= Shinnar–Le Roux algorithm =

The Shinnar–Le Roux (SLR) algorithm is a mathematical tool for generating frequency-selective radio frequency (RF) pulses in magnetic resonance imaging (MRI). Frequency selective pulses are used in MRI to isolate a slice through the subject for excitation, inversion and saturation.

Given a desired magnetization profile, determining the RF pulse that produces it is generally nonlinear, due to the non-linearity of the Bloch equations. At low tip angles, the RF excitation waveform can be approximated by the inverse Fourier Transform of the desired frequency profile, using the excitation kspace analysis. The small tip angle approximation continues to hold well for tip angles on the order of 90 degree. However, for tip angles greater than 90 degree, a different approach must be used.

A direct solution to the pulse design problem was independently proposed by Shinnar and Le Roux based on a discrete approximation to the spin domain version of the Bloch equations.

== Theory ==

The SLR algorithm simplifies the solution of the Bloch equations to the design of two polynomials, which can be solved using well-known digital filter design algorithms.

$[B_1(t),\varphi(t)]\Longleftarrow SLR \Longrightarrow [A_N(z),B_N(z)]$

Where N is the number of bins, or hard pulse divisions that you wish to approximate with, and φ(t) is the phase of the B_{1}(t) waveform at a given time t.

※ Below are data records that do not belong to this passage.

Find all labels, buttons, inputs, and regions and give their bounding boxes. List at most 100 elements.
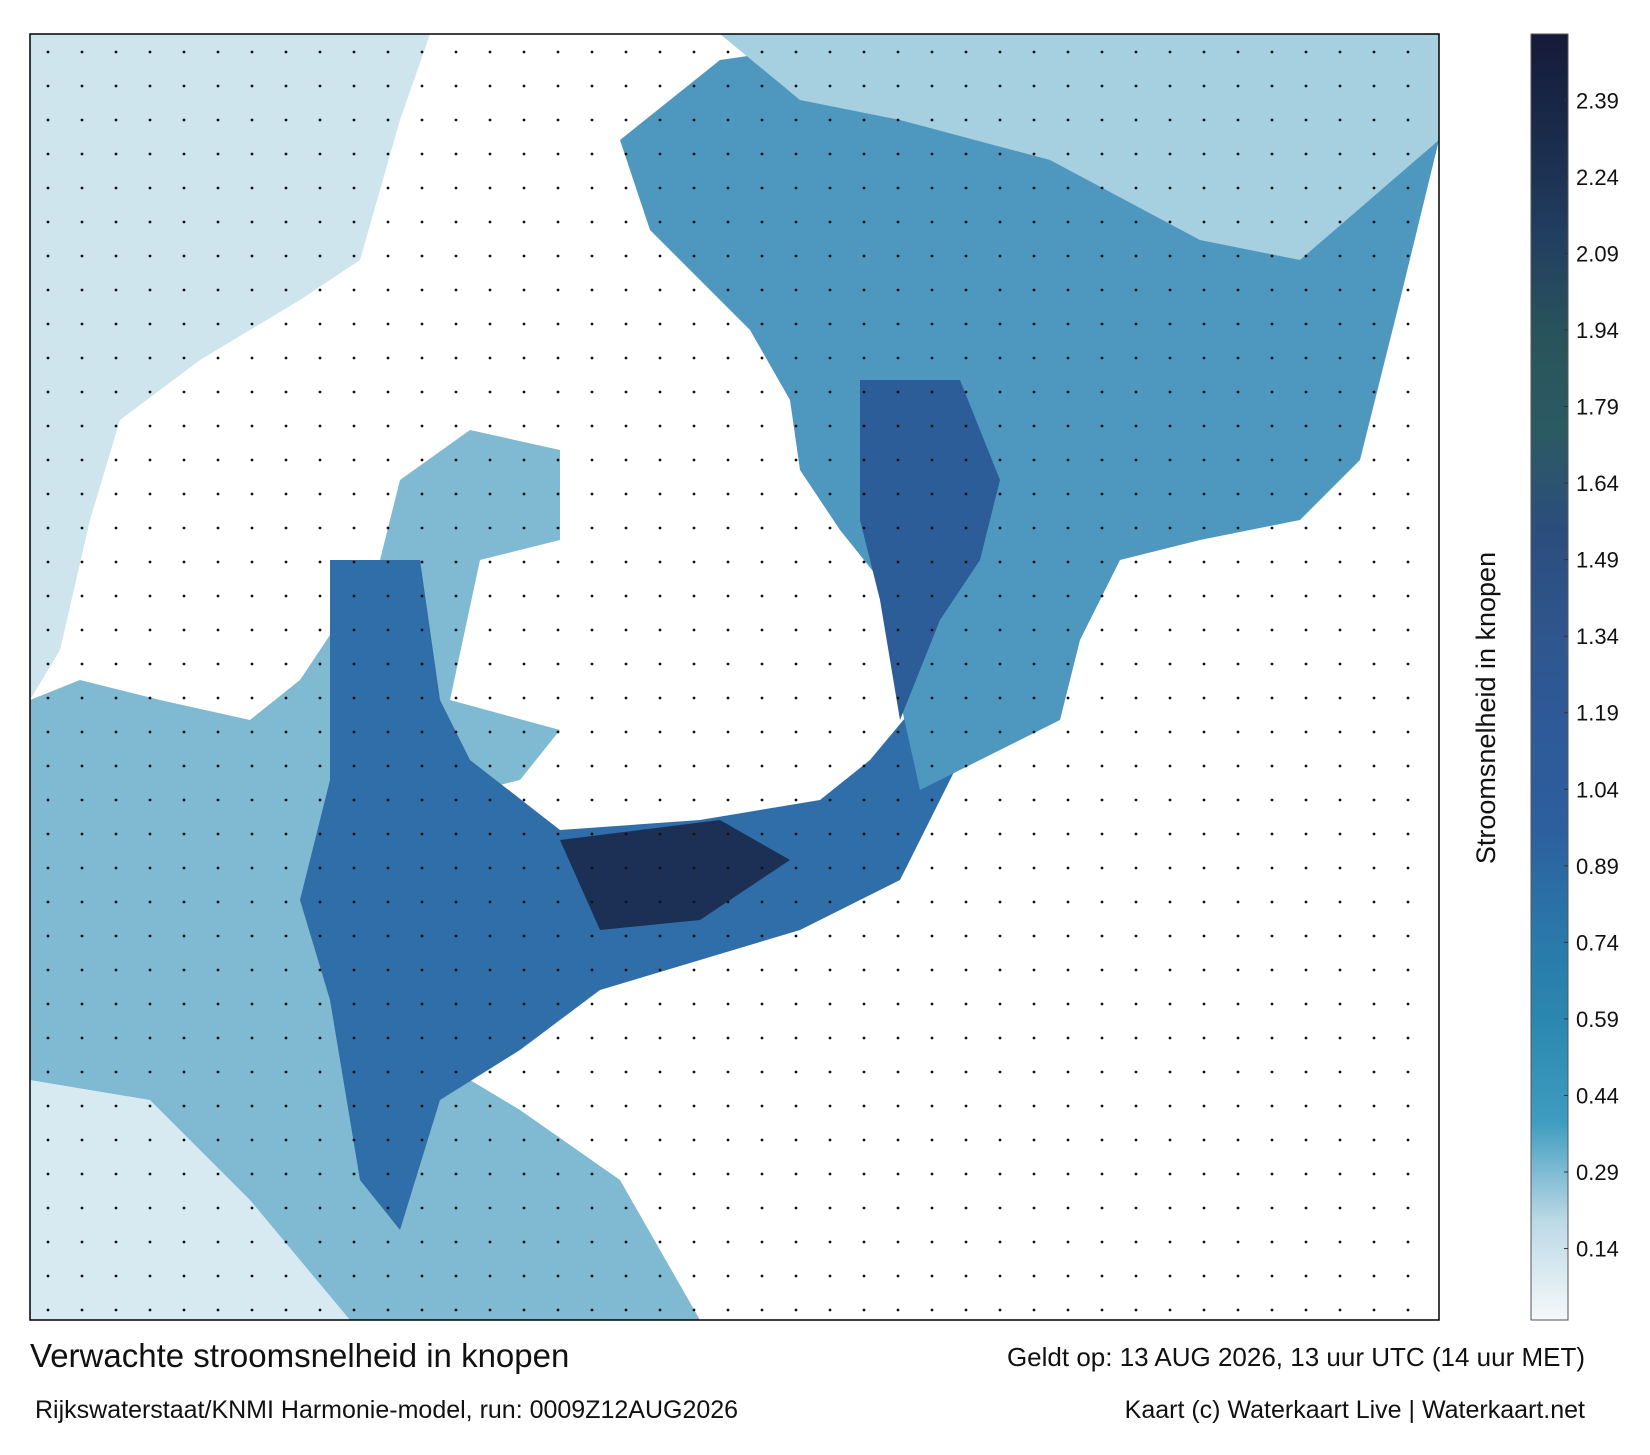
grid-dot	[1270, 1240, 1274, 1244]
grid-dot	[964, 628, 968, 632]
grid-dot	[590, 594, 594, 598]
grid-dot	[658, 968, 662, 972]
grid-dot	[488, 1138, 492, 1142]
grid-dot	[1100, 424, 1104, 428]
grid-dot	[1338, 1138, 1342, 1142]
grid-dot	[454, 220, 458, 224]
grid-dot	[1066, 1206, 1070, 1210]
grid-dot	[1406, 1240, 1410, 1244]
grid-dot	[760, 1172, 764, 1176]
grid-dot	[1100, 220, 1104, 224]
grid-dot	[862, 322, 866, 326]
grid-dot	[930, 1036, 934, 1040]
grid-dot	[1032, 900, 1036, 904]
grid-dot	[930, 322, 934, 326]
grid-dot	[692, 1308, 696, 1312]
grid-dot	[1304, 50, 1308, 54]
grid-dot	[216, 934, 220, 938]
grid-dot	[1270, 900, 1274, 904]
grid-dot	[216, 1274, 220, 1278]
grid-dot	[760, 492, 764, 496]
grid-dot	[828, 526, 832, 530]
grid-dot	[216, 662, 220, 666]
grid-dot	[80, 900, 84, 904]
grid-dot	[556, 798, 560, 802]
grid-dot	[386, 798, 390, 802]
grid-dot	[658, 560, 662, 564]
grid-dot	[896, 50, 900, 54]
grid-dot	[454, 458, 458, 462]
grid-dot	[1134, 118, 1138, 122]
grid-dot	[1406, 560, 1410, 564]
grid-dot	[1202, 1240, 1206, 1244]
grid-dot	[794, 84, 798, 88]
grid-dot	[1032, 628, 1036, 632]
grid-dot	[318, 220, 322, 224]
grid-dot	[828, 458, 832, 462]
grid-dot	[80, 118, 84, 122]
grid-dot	[930, 50, 934, 54]
grid-dot	[318, 1138, 322, 1142]
grid-dot	[114, 458, 118, 462]
grid-dot	[726, 730, 730, 734]
grid-dot	[1032, 186, 1036, 190]
grid-dot	[760, 968, 764, 972]
grid-dot	[1168, 186, 1172, 190]
grid-dot	[80, 832, 84, 836]
grid-dot	[488, 322, 492, 326]
grid-dot	[488, 662, 492, 666]
grid-dot	[1372, 628, 1376, 632]
grid-dot	[1100, 968, 1104, 972]
grid-dot	[1202, 1308, 1206, 1312]
grid-dot	[1134, 186, 1138, 190]
grid-dot	[590, 1172, 594, 1176]
grid-dot	[624, 594, 628, 598]
grid-dot	[930, 798, 934, 802]
grid-dot	[828, 356, 832, 360]
grid-dot	[1202, 322, 1206, 326]
grid-dot	[454, 628, 458, 632]
grid-dot	[828, 1070, 832, 1074]
grid-dot	[964, 322, 968, 326]
grid-dot	[284, 764, 288, 768]
grid-dot	[1236, 832, 1240, 836]
grid-dot	[1134, 866, 1138, 870]
grid-dot	[80, 1172, 84, 1176]
grid-dot	[1304, 968, 1308, 972]
grid-dot	[828, 662, 832, 666]
grid-dot	[46, 526, 50, 530]
grid-dot	[454, 288, 458, 292]
grid-dot	[1168, 594, 1172, 598]
colorbar-tick-label: 1.94	[1576, 318, 1619, 343]
grid-dot	[1202, 594, 1206, 598]
grid-dot	[658, 1036, 662, 1040]
grid-dot	[284, 288, 288, 292]
grid-dot	[284, 662, 288, 666]
grid-dot	[1406, 662, 1410, 666]
water-fast	[560, 820, 790, 930]
grid-dot	[794, 50, 798, 54]
colorbar-tick-label: 1.64	[1576, 471, 1619, 496]
grid-dot	[250, 1172, 254, 1176]
grid-dot	[46, 118, 50, 122]
grid-dot	[1168, 560, 1172, 564]
grid-dot	[1202, 866, 1206, 870]
grid-dot	[250, 1104, 254, 1108]
grid-dot	[522, 934, 526, 938]
grid-dot	[454, 1104, 458, 1108]
grid-dot	[624, 526, 628, 530]
grid-dot	[964, 458, 968, 462]
grid-dot	[284, 730, 288, 734]
grid-dot	[46, 152, 50, 156]
grid-dot	[998, 1036, 1002, 1040]
grid-dot	[624, 492, 628, 496]
grid-dot	[318, 934, 322, 938]
grid-dot	[1202, 1138, 1206, 1142]
grid-dot	[1372, 900, 1376, 904]
grid-dot	[726, 832, 730, 836]
grid-dot	[522, 696, 526, 700]
grid-dot	[930, 152, 934, 156]
grid-dot	[1134, 764, 1138, 768]
grid-dot	[250, 560, 254, 564]
grid-dot	[794, 1274, 798, 1278]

The mapping of the RF pulse into two complex polynomials will be denoted as the Forward SLR Transform. Given two polynomials $[A_N(z),B_N(z)]$ the SLR transform can be inverted to calculate the RF pulse that produces these polynomials. The order of the polynomials $[A_N(z),B_N(z)]$ is $N-1$. A minimum phase $A_N(z)$ results in a minimum energy RF pulse.